Евгений Замятин - Том 1. Уездное
А ночью – еще лучше Федору Волкову: и все стоял, и все стоял, свесив голову за борт, и все глядел в зеленую глубь. По ночам возле шкуны неслись стаи медуз: ударится которая в борт – и засветит, побежит дальше цветком зелено-серебряным. Только бы нагнуться – не тот ли самый? – а она уж потухла, нету: приснилась…
Капитан Индрик – на мостике целый день. Из мха седого – зорко глядят глаза, на сто верст кругом.
– Глади-и, Федор Волков, гляди-и, не зевай!
Кит. Последний. То впереди фонтан выстанет, то слева, то сзади: петли завязывал, кружил. Да Индрик на мостике – зоркий: куда кит – туда и шкуна.
– Гляди-и, Федор Волков, гляди-и…
«Ох, попаду. Ох, промахнусь…» – стоял на носу Федор у пушки у своей, под сердце подкатывалось, темнело в глазах.
Два дня за китом всугонь бежали: привык бы зверь, подпустил бы ближе. Два дня стоял на носу Федор Волков у пушки.
На третий, чуть ободняло, крикнул с мостика Индрик зычно:
– Ну-у, Федор, последний! Ну-ну, р-раз, два…
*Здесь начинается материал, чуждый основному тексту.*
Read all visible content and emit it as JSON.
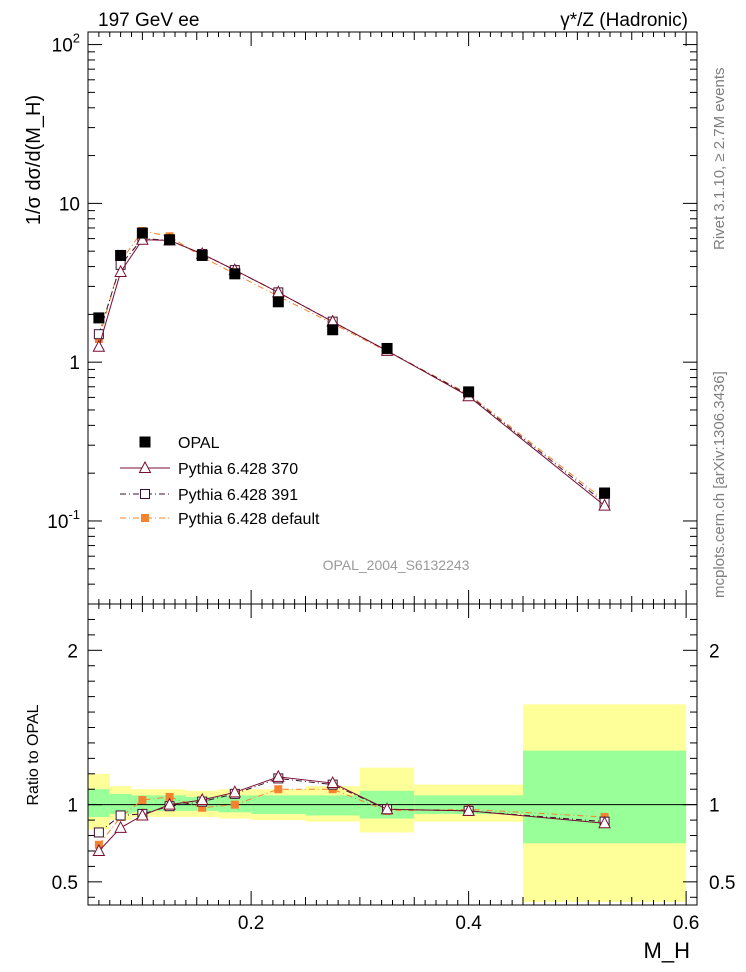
{
  "header": {
    "left": "197 GeV ee",
    "right": "γ*/Z (Hadronic)"
  },
  "side": {
    "rivet": "Rivet 3.1.10, ≥ 2.7M events",
    "mcplots": "mcplots.cern.ch [arXiv:1306.3436]"
  },
  "analysis_id": "OPAL_2004_S6132243",
  "colors": {
    "data": "#000000",
    "p370": "#7a0d2e",
    "p391": "#3a1030",
    "pdefault": "#f5822e",
    "band_inner": "#99ff99",
    "band_outer": "#ffff99"
  },
  "chart_data": [
    {
      "type": "scatter",
      "yscale": "log",
      "ylabel": "1/σ dσ/d(M_H)",
      "xlim": [
        0.05,
        0.61
      ],
      "ylim": [
        0.03,
        120
      ],
      "yticks": [
        0.1,
        1,
        10,
        100
      ],
      "ytick_labels": [
        "10^-1",
        "1",
        "10",
        "10^2"
      ],
      "legend_placement": "lower-left",
      "series": [
        {
          "name": "OPAL",
          "marker": "filled-square",
          "x": [
            0.06,
            0.08,
            0.1,
            0.125,
            0.155,
            0.185,
            0.225,
            0.275,
            0.325,
            0.4,
            0.525
          ],
          "y": [
            1.9,
            4.7,
            6.5,
            5.9,
            4.7,
            3.6,
            2.4,
            1.6,
            1.22,
            0.65,
            0.15
          ]
        },
        {
          "name": "Pythia 6.428 370",
          "marker": "open-triangle",
          "line": "solid",
          "x": [
            0.06,
            0.08,
            0.1,
            0.125,
            0.155,
            0.185,
            0.225,
            0.275,
            0.325,
            0.4,
            0.525
          ],
          "y": [
            1.25,
            3.7,
            5.9,
            5.85,
            4.8,
            3.8,
            2.75,
            1.8,
            1.18,
            0.61,
            0.125
          ]
        },
        {
          "name": "Pythia 6.428 391",
          "marker": "open-square",
          "line": "dash-dot",
          "x": [
            0.06,
            0.08,
            0.1,
            0.125,
            0.155,
            0.185,
            0.225,
            0.275,
            0.325,
            0.4,
            0.525
          ],
          "y": [
            1.5,
            4.1,
            6.0,
            5.85,
            4.8,
            3.8,
            2.75,
            1.8,
            1.18,
            0.62,
            0.13
          ]
        },
        {
          "name": "Pythia 6.428 default",
          "marker": "filled-small-square",
          "line": "dash-dot",
          "x": [
            0.06,
            0.08,
            0.1,
            0.125,
            0.155,
            0.185,
            0.225,
            0.275,
            0.325,
            0.4,
            0.525
          ],
          "y": [
            1.4,
            4.3,
            6.7,
            6.2,
            4.6,
            3.6,
            2.6,
            1.75,
            1.17,
            0.63,
            0.135
          ]
        }
      ]
    },
    {
      "type": "scatter",
      "ylabel": "Ratio to OPAL",
      "xlabel": "M_H",
      "xlim": [
        0.05,
        0.61
      ],
      "ylim": [
        0.35,
        2.3
      ],
      "xticks": [
        0.2,
        0.4,
        0.6
      ],
      "xtick_labels": [
        "0.2",
        "0.4",
        "0.6"
      ],
      "yticks": [
        0.5,
        1,
        2
      ],
      "ytick_labels": [
        "0.5",
        "1",
        "2"
      ],
      "bin_edges": [
        0.05,
        0.07,
        0.09,
        0.11,
        0.14,
        0.17,
        0.2,
        0.25,
        0.3,
        0.35,
        0.45,
        0.6
      ],
      "band_inner": [
        [
          0.92,
          1.1
        ],
        [
          0.94,
          1.07
        ],
        [
          0.95,
          1.06
        ],
        [
          0.96,
          1.06
        ],
        [
          0.96,
          1.05
        ],
        [
          0.95,
          1.06
        ],
        [
          0.94,
          1.06
        ],
        [
          0.93,
          1.06
        ],
        [
          0.91,
          1.09
        ],
        [
          0.94,
          1.06
        ],
        [
          0.75,
          1.35
        ]
      ],
      "band_outer": [
        [
          0.84,
          1.2
        ],
        [
          0.9,
          1.12
        ],
        [
          0.92,
          1.1
        ],
        [
          0.92,
          1.1
        ],
        [
          0.92,
          1.09
        ],
        [
          0.91,
          1.1
        ],
        [
          0.9,
          1.1
        ],
        [
          0.89,
          1.12
        ],
        [
          0.82,
          1.24
        ],
        [
          0.89,
          1.13
        ],
        [
          0.37,
          1.65
        ]
      ],
      "series": [
        {
          "name": "Pythia 6.428 370",
          "marker": "open-triangle",
          "line": "solid",
          "x": [
            0.06,
            0.08,
            0.1,
            0.125,
            0.155,
            0.185,
            0.225,
            0.275,
            0.325,
            0.4,
            0.525
          ],
          "y": [
            0.7,
            0.85,
            0.93,
            1.0,
            1.03,
            1.08,
            1.18,
            1.14,
            0.97,
            0.96,
            0.88
          ]
        },
        {
          "name": "Pythia 6.428 391",
          "marker": "open-square",
          "line": "dash-dot",
          "x": [
            0.06,
            0.08,
            0.1,
            0.125,
            0.155,
            0.185,
            0.225,
            0.275,
            0.325,
            0.4,
            0.525
          ],
          "y": [
            0.82,
            0.93,
            0.94,
            0.99,
            1.02,
            1.07,
            1.17,
            1.13,
            0.97,
            0.96,
            0.89
          ]
        },
        {
          "name": "Pythia 6.428 default",
          "marker": "filled-small-square",
          "line": "dash-dot",
          "x": [
            0.06,
            0.08,
            0.1,
            0.125,
            0.155,
            0.185,
            0.225,
            0.275,
            0.325,
            0.4,
            0.525
          ],
          "y": [
            0.74,
            0.92,
            1.03,
            1.05,
            0.98,
            1.0,
            1.1,
            1.1,
            0.96,
            0.97,
            0.92
          ]
        }
      ]
    }
  ]
}
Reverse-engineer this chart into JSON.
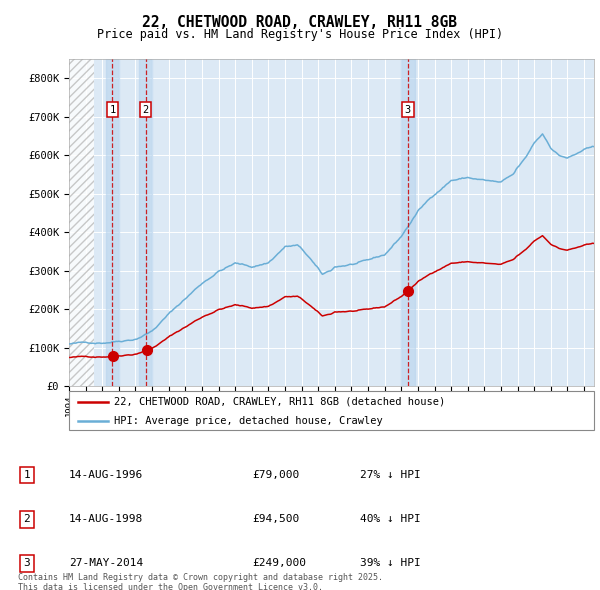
{
  "title_line1": "22, CHETWOOD ROAD, CRAWLEY, RH11 8GB",
  "title_line2": "Price paid vs. HM Land Registry's House Price Index (HPI)",
  "yticks": [
    0,
    100000,
    200000,
    300000,
    400000,
    500000,
    600000,
    700000,
    800000
  ],
  "ytick_labels": [
    "£0",
    "£100K",
    "£200K",
    "£300K",
    "£400K",
    "£500K",
    "£600K",
    "£700K",
    "£800K"
  ],
  "xmin": 1994.0,
  "xmax": 2025.6,
  "ymin": 0,
  "ymax": 850000,
  "bg_color": "#dce9f5",
  "grid_color": "#ffffff",
  "hpi_color": "#6aaed6",
  "price_color": "#cc0000",
  "vline_color": "#cc0000",
  "vspan_color": "#b8d4ee",
  "vspan_alpha": 0.6,
  "hatch_end": 1995.5,
  "legend_label_price": "22, CHETWOOD ROAD, CRAWLEY, RH11 8GB (detached house)",
  "legend_label_hpi": "HPI: Average price, detached house, Crawley",
  "sales": [
    {
      "num": 1,
      "date": 1996.617,
      "price": 79000,
      "label": "14-AUG-1996",
      "price_str": "£79,000",
      "hpi_pct": "27% ↓ HPI"
    },
    {
      "num": 2,
      "date": 1998.617,
      "price": 94500,
      "label": "14-AUG-1998",
      "price_str": "£94,500",
      "hpi_pct": "40% ↓ HPI"
    },
    {
      "num": 3,
      "date": 2014.4,
      "price": 249000,
      "label": "27-MAY-2014",
      "price_str": "£249,000",
      "hpi_pct": "39% ↓ HPI"
    }
  ],
  "footnote_line1": "Contains HM Land Registry data © Crown copyright and database right 2025.",
  "footnote_line2": "This data is licensed under the Open Government Licence v3.0."
}
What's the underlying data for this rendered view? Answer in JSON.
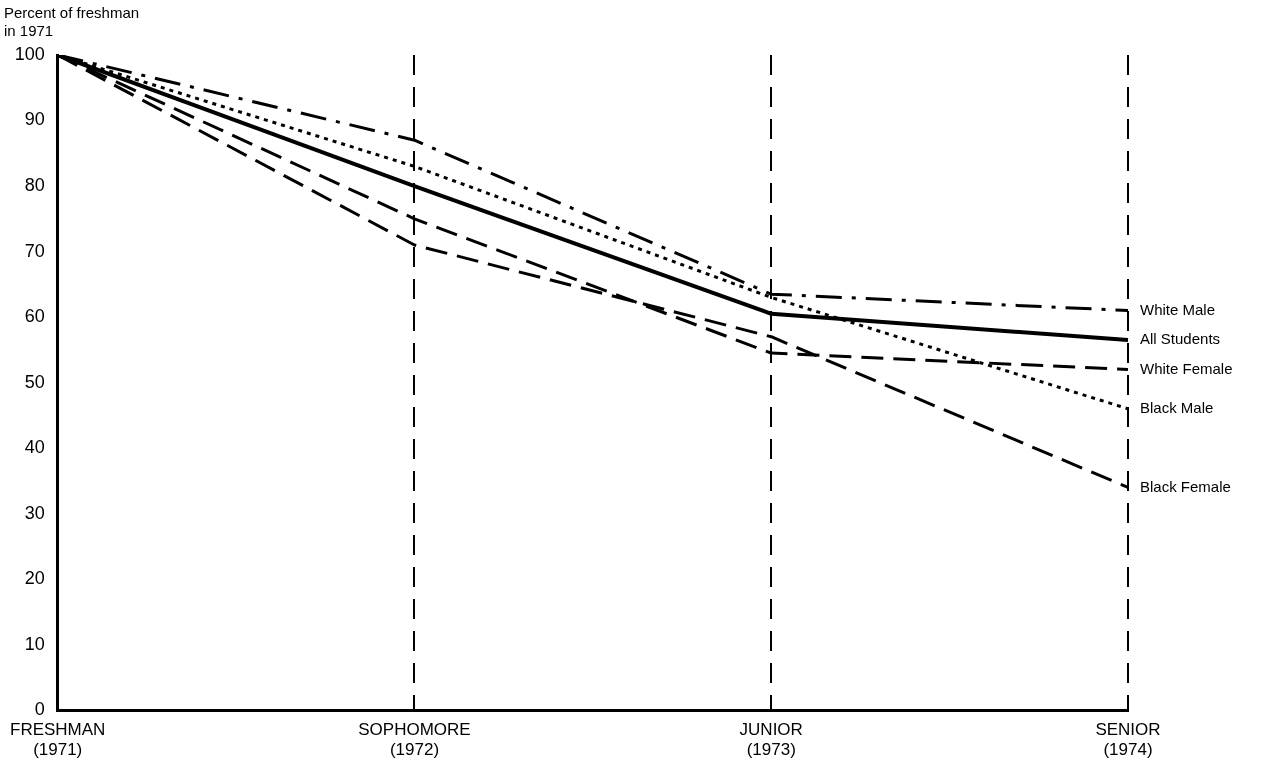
{
  "chart_data": {
    "type": "line",
    "ylabel": "Percent of freshman in 1971",
    "categories": [
      "FRESHMAN\n(1971)",
      "SOPHOMORE\n(1972)",
      "JUNIOR\n(1973)",
      "SENIOR\n(1974)"
    ],
    "ylim": [
      0,
      100
    ],
    "yticks": [
      0,
      10,
      20,
      30,
      40,
      50,
      60,
      70,
      80,
      90,
      100
    ],
    "grid": "x",
    "legend": false,
    "marker": "none",
    "series": [
      {
        "name": "White Male",
        "color": "#000000",
        "line_style": "dashdot",
        "values": [
          100,
          87,
          63.5,
          61
        ]
      },
      {
        "name": "All Students",
        "color": "#000000",
        "line_style": "solid",
        "values": [
          100,
          80,
          60.5,
          56.5
        ]
      },
      {
        "name": "White Female",
        "color": "#000000",
        "line_style": "dashed",
        "values": [
          100,
          75,
          54.5,
          52
        ]
      },
      {
        "name": "Black Male",
        "color": "#000000",
        "line_style": "dotted",
        "values": [
          100,
          83,
          63,
          46
        ]
      },
      {
        "name": "Black Female",
        "color": "#000000",
        "line_style": "dashed",
        "values": [
          100,
          71,
          57,
          34
        ]
      }
    ]
  }
}
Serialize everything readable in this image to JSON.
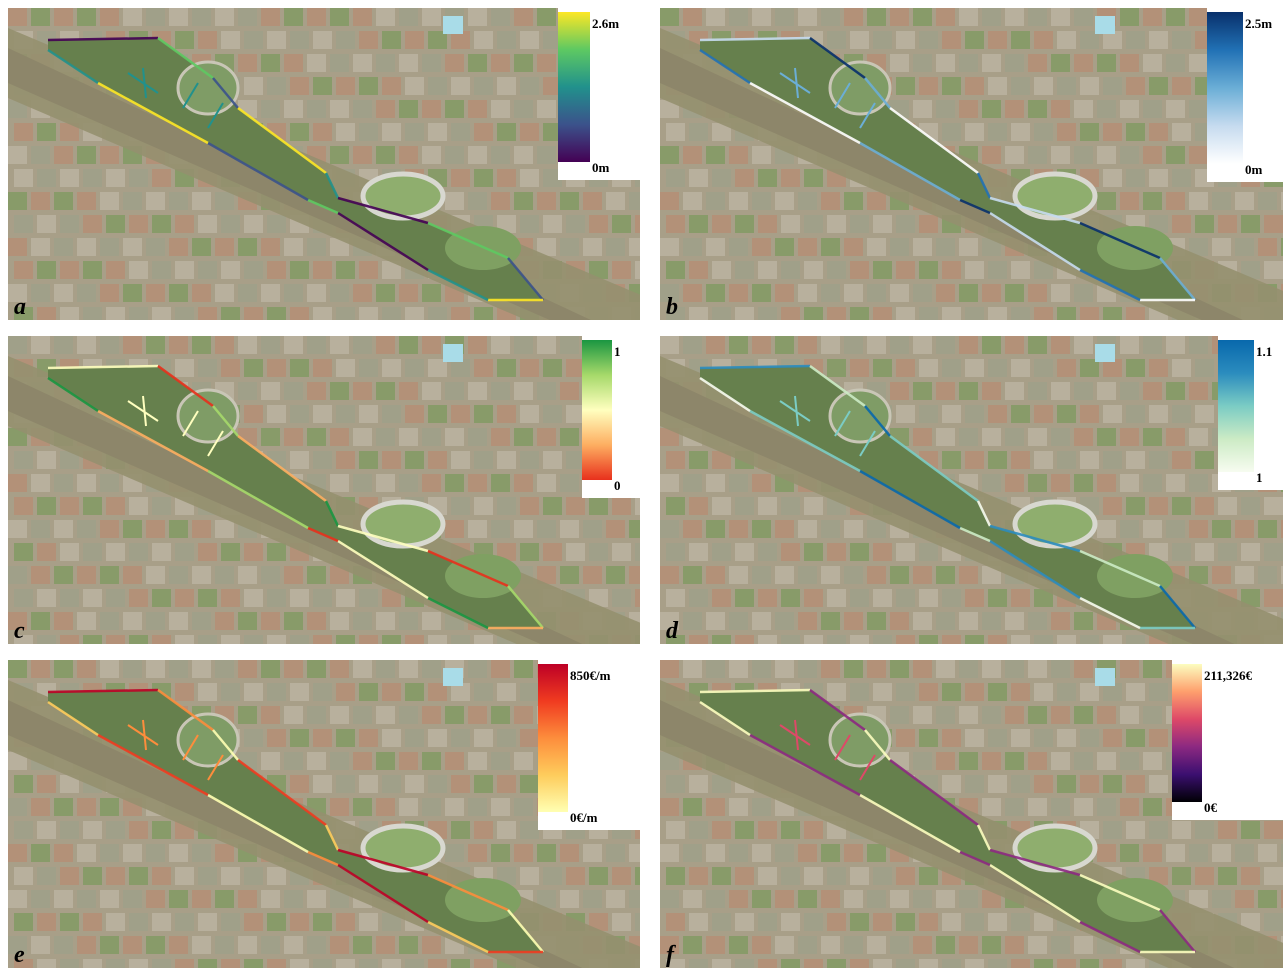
{
  "panels": [
    {
      "label": "a",
      "colorbar": {
        "max": "2.6m",
        "min": "0m",
        "colors": [
          "#440154",
          "#3b528b",
          "#21918c",
          "#5ec962",
          "#fde725"
        ]
      }
    },
    {
      "label": "b",
      "colorbar": {
        "max": "2.5m",
        "min": "0m",
        "colors": [
          "#ffffff",
          "#c6dbef",
          "#6baed6",
          "#2171b5",
          "#08306b"
        ]
      }
    },
    {
      "label": "c",
      "colorbar": {
        "max": "1",
        "min": "0",
        "colors": [
          "#e8301c",
          "#fdae61",
          "#ffffbf",
          "#a6d96a",
          "#1a9641"
        ]
      }
    },
    {
      "label": "d",
      "colorbar": {
        "max": "1.1",
        "min": "1",
        "colors": [
          "#f7fcf0",
          "#ccebc5",
          "#7bccc4",
          "#2b8cbe",
          "#0868ac"
        ]
      }
    },
    {
      "label": "e",
      "colorbar": {
        "max": "850€/m",
        "min": "0€/m",
        "colors": [
          "#ffffb2",
          "#fecc5c",
          "#fd8d3c",
          "#f03b20",
          "#bd0026"
        ]
      }
    },
    {
      "label": "f",
      "colorbar": {
        "max": "211,326€",
        "min": "0€",
        "colors": [
          "#000004",
          "#3b0f70",
          "#8c2981",
          "#de4968",
          "#fe9f6d",
          "#fcfdbf"
        ]
      }
    }
  ]
}
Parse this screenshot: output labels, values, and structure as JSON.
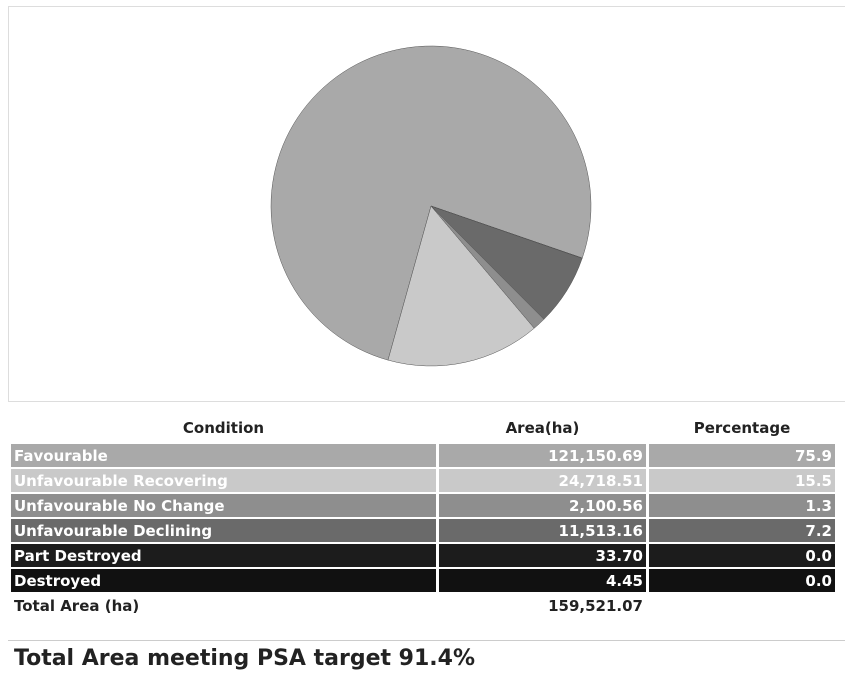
{
  "chart_data": {
    "type": "pie",
    "categories": [
      "Favourable",
      "Unfavourable Recovering",
      "Unfavourable No Change",
      "Unfavourable Declining",
      "Part Destroyed",
      "Destroyed"
    ],
    "values": [
      121150.69,
      24718.51,
      2100.56,
      11513.16,
      33.7,
      4.45
    ],
    "value_labels": [
      "121,150.69",
      "24,718.51",
      "2,100.56",
      "11,513.16",
      "33.70",
      "4.45"
    ],
    "colors": [
      "#a9a9a9",
      "#c9c9c9",
      "#8e8e8e",
      "#6a6a6a",
      "#1c1c1c",
      "#111111"
    ]
  },
  "table": {
    "headers": [
      "Condition",
      "Area(ha)",
      "Percentage"
    ],
    "percentages": [
      "75.9",
      "15.5",
      "1.3",
      "7.2",
      "0.0",
      "0.0"
    ],
    "total_label": "Total Area (ha)",
    "total_area": "159,521.07"
  },
  "footer": "Total Area meeting PSA target 91.4%"
}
«Ох, попаду, ох…» – так сердце зашлось, такой чомор нашел, такая темень…
Выстрела и не слыхал, а только сквозь темень увидел: натянулся гарпунный канат, задымился – и все жвытче пошел, пошел, пошел-Попал. Африка. Приникнуть теперь – и не оторваться, покуда…
Кит вертанул быстро вбок. Чуть засевший в хвосте гарпун выскочил, канат ослабел, повис.
– Эка, эка! Леший сонный, ворон ему ловить! Промазал, туды-т-т его… – бежали сломя голову на нос, где возле пушки лежал Федор Волков.
Спокойный, глаза – как грустная ягода-голубень, подошел Индрик.
– Ну, чего, чего? Не видите, что ли? Берись, да разом. Руку-то подыми у него, рука по земле волочится…
Есть Африка. Федор Волков доехал.
1916
Полуденница*
1В маленьком домике за церковью жили сначала вчетвером: на чистой половине молодые – отец Виктор с матушкой, да на курне бабушка Пелагея с Маринкой.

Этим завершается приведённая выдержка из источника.